Se 1 fantasma já dá medo, imagine ter que lidar com 13 ao mesmo tempo em uma casa. Essa é a premissa de um filme que já entrega de cara e sem rodeio o que veremos: “13 Fantasmas” (13 Ghosts), produção de William Castle que obviamente deu bem o que falar quando foi lançado há 61 anos.

Quem ligou o nome à pessoa sabe que Castle era o “rei da munganga” no cinema dos anos 50 e 60 sempre dando um jeitinho de apimentar as sessões de seus filmes de formas inusitadas. Em “Força Diabólica” (The Tingler), ele colocou botões pra dar choque nos espectadores; em “A Máscara do Horror” (Mr. Sardonicus), ele praticamente inventou o “Você Decide“… e por aí vai.

Nesta produção tipicamente modesta mas bem produzida, o diretor instruía o público a colocar uma espécie de “óculos 3D” para visualizar os fantasmas que apareciam em cena.

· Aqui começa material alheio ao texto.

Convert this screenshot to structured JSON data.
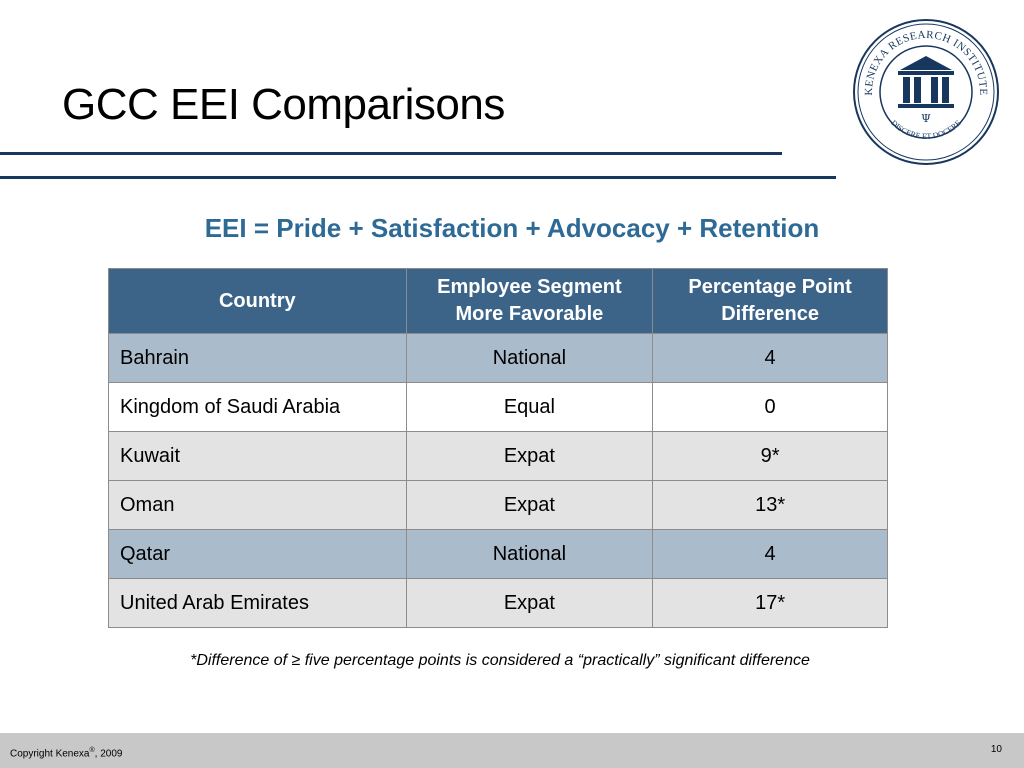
{
  "slide": {
    "title": "GCC EEI Comparisons",
    "formula": "EEI = Pride + Satisfaction + Advocacy + Retention",
    "footnote": "*Difference of ≥ five percentage points is considered a “practically” significant difference"
  },
  "seal": {
    "ring_text": "KENEXA RESEARCH INSTITUTE",
    "motto": "DISCERE ET DOCERE",
    "symbol": "Ψ",
    "color": "#17375e"
  },
  "table": {
    "headers": {
      "country": "Country",
      "segment_line1": "Employee Segment",
      "segment_line2": "More Favorable",
      "difference_line1": "Percentage Point",
      "difference_line2": "Difference"
    },
    "rows": [
      {
        "country": "Bahrain",
        "segment": "National",
        "difference": "4"
      },
      {
        "country": "Kingdom of Saudi Arabia",
        "segment": "Equal",
        "difference": "0"
      },
      {
        "country": "Kuwait",
        "segment": "Expat",
        "difference": "9*"
      },
      {
        "country": "Oman",
        "segment": "Expat",
        "difference": "13*"
      },
      {
        "country": "Qatar",
        "segment": "National",
        "difference": "4"
      },
      {
        "country": "United Arab Emirates",
        "segment": "Expat",
        "difference": "17*"
      }
    ]
  },
  "footer": {
    "copyright": "Copyright Kenexa",
    "registered": "®",
    "year": ", 2009",
    "page_number": "10"
  },
  "colors": {
    "header_bg": "#3c6489",
    "row_blue": "#aabbcb",
    "row_gray": "#e3e3e3",
    "formula_text": "#2e6a96",
    "rule": "#17375e"
  }
}
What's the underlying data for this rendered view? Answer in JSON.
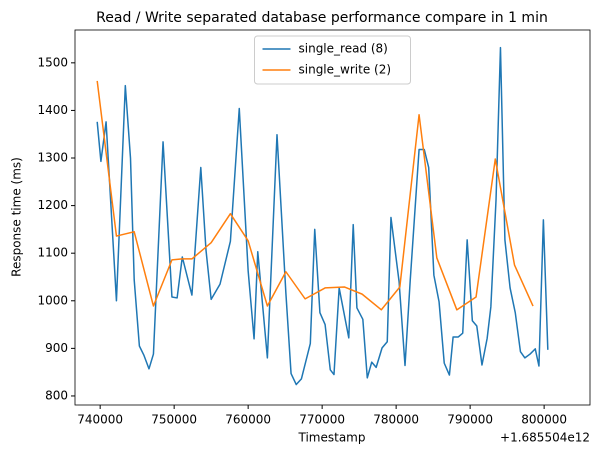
{
  "chart_data": {
    "type": "line",
    "title": "Read / Write separated database performance compare in 1 min",
    "x_label": "Timestamp",
    "y_label": "Response time (ms)",
    "x_offset_label": "+1.685504e12",
    "series": [
      {
        "name": "single_read (8)",
        "color": "#1f77b4",
        "x": [
          1685504739600,
          1685504740100,
          1685504740800,
          1685504742200,
          1685504743400,
          1685504744100,
          1685504744600,
          1685504745300,
          1685504745900,
          1685504746600,
          1685504747200,
          1685504748500,
          1685504749700,
          1685504750400,
          1685504751100,
          1685504752400,
          1685504753600,
          1685504754300,
          1685504755000,
          1685504756200,
          1685504757600,
          1685504758800,
          1685504760000,
          1685504760800,
          1685504761300,
          1685504762600,
          1685504763900,
          1685504765100,
          1685504765800,
          1685504766500,
          1685504767200,
          1685504768400,
          1685504769000,
          1685504769700,
          1685504770400,
          1685504771100,
          1685504771600,
          1685504772300,
          1685504773600,
          1685504774200,
          1685504774700,
          1685504775500,
          1685504776100,
          1685504776700,
          1685504777300,
          1685504778100,
          1685504778800,
          1685504779300,
          1685504780400,
          1685504781200,
          1685504781900,
          1685504783100,
          1685504783800,
          1685504784400,
          1685504785100,
          1685504785800,
          1685504786500,
          1685504787200,
          1685504787700,
          1685504788400,
          1685504789000,
          1685504789600,
          1685504790300,
          1685504790900,
          1685504791600,
          1685504792300,
          1685504792800,
          1685504793500,
          1685504794100,
          1685504794700,
          1685504795400,
          1685504796100,
          1685504796800,
          1685504797400,
          1685504798100,
          1685504798800,
          1685504799300,
          1685504799900,
          1685504800500
        ],
        "values": [
          1376,
          1293,
          1376,
          1000,
          1452,
          1300,
          1044,
          905,
          886,
          857,
          888,
          1334,
          1008,
          1006,
          1092,
          1012,
          1280,
          1107,
          1003,
          1035,
          1125,
          1404,
          1063,
          920,
          1103,
          880,
          1349,
          1016,
          847,
          824,
          836,
          910,
          1150,
          975,
          950,
          855,
          845,
          1027,
          922,
          1160,
          985,
          961,
          838,
          871,
          860,
          901,
          914,
          1175,
          1040,
          864,
          1042,
          1318,
          1318,
          1280,
          1054,
          998,
          869,
          844,
          924,
          924,
          932,
          1128,
          958,
          947,
          865,
          921,
          987,
          1212,
          1532,
          1128,
          1027,
          975,
          893,
          880,
          888,
          899,
          863,
          1170,
          897
        ]
      },
      {
        "name": "single_write (2)",
        "color": "#ff7f0e",
        "x": [
          1685504739600,
          1685504742200,
          1685504744600,
          1685504747200,
          1685504749700,
          1685504751100,
          1685504752400,
          1685504755000,
          1685504757600,
          1685504760000,
          1685504762600,
          1685504765100,
          1685504767700,
          1685504770400,
          1685504773000,
          1685504775400,
          1685504778000,
          1685504780500,
          1685504783100,
          1685504785500,
          1685504788200,
          1685504790800,
          1685504793400,
          1685504796000,
          1685504798500
        ],
        "values": [
          1462,
          1136,
          1145,
          989,
          1086,
          1088,
          1088,
          1122,
          1183,
          1126,
          989,
          1061,
          1004,
          1027,
          1029,
          1014,
          981,
          1029,
          1391,
          1090,
          981,
          1008,
          1298,
          1075,
          989
        ]
      }
    ],
    "xlim": [
      1685504736600,
      1685504806200
    ],
    "xticks": [
      {
        "value": 1685504740000,
        "label": "740000"
      },
      {
        "value": 1685504750000,
        "label": "750000"
      },
      {
        "value": 1685504760000,
        "label": "760000"
      },
      {
        "value": 1685504770000,
        "label": "770000"
      },
      {
        "value": 1685504780000,
        "label": "780000"
      },
      {
        "value": 1685504790000,
        "label": "790000"
      },
      {
        "value": 1685504800000,
        "label": "800000"
      }
    ],
    "ylim": [
      781,
      1569
    ],
    "yticks": [
      800,
      900,
      1000,
      1100,
      1200,
      1300,
      1400,
      1500
    ],
    "legend": "upper center"
  }
}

E apesar da tecnologia 3D já estar em uso há alguns anos, a técnica dele chamada de “Illusion-O” era mais arrojada, com sequências em cores que tinham contraste com as lentes dos óculos que a plateia recebia e colocava no rosto a cada indicação na tela.

Mas tirando esta parte “interativa”, “13 Fantasmas” por si só garante a diversão. Claro que tem uma história meio batida como a de uma família que recebe a herança de um antepassado e que precisa de alguma forma passar uns dias em uma casa sinistra. O que eles não contavam é que o excêntrico Dr. Zorba tinha o hábito de capturar fantasmas pelo mundo e guardá-los em um dispositivo na casa onde a família precisa ir.

Em termos estéticos, os fantasmas que aparecem até lembram aquelas assombrações dos curtas de Lumiére e Segundo de Chomón com cenas sobrepostas em cenários filmados. Além dessas referências e da história que não traz muitas surpresas, “13 Fantasmas” também é marcante por ser um dos primeiros filmes do cinema norteamericano a usar a tábua Ouija da forma como conhecemos, com direito a um baita susto nos personagens e nos espectadores.

Para saciar sua curiosidade a respeito dessa obra de William Castle, acesse o catálogo do Plex em seu computador ou em Smart Tvs e finja que o remake dos anos 2000 nunca existiu.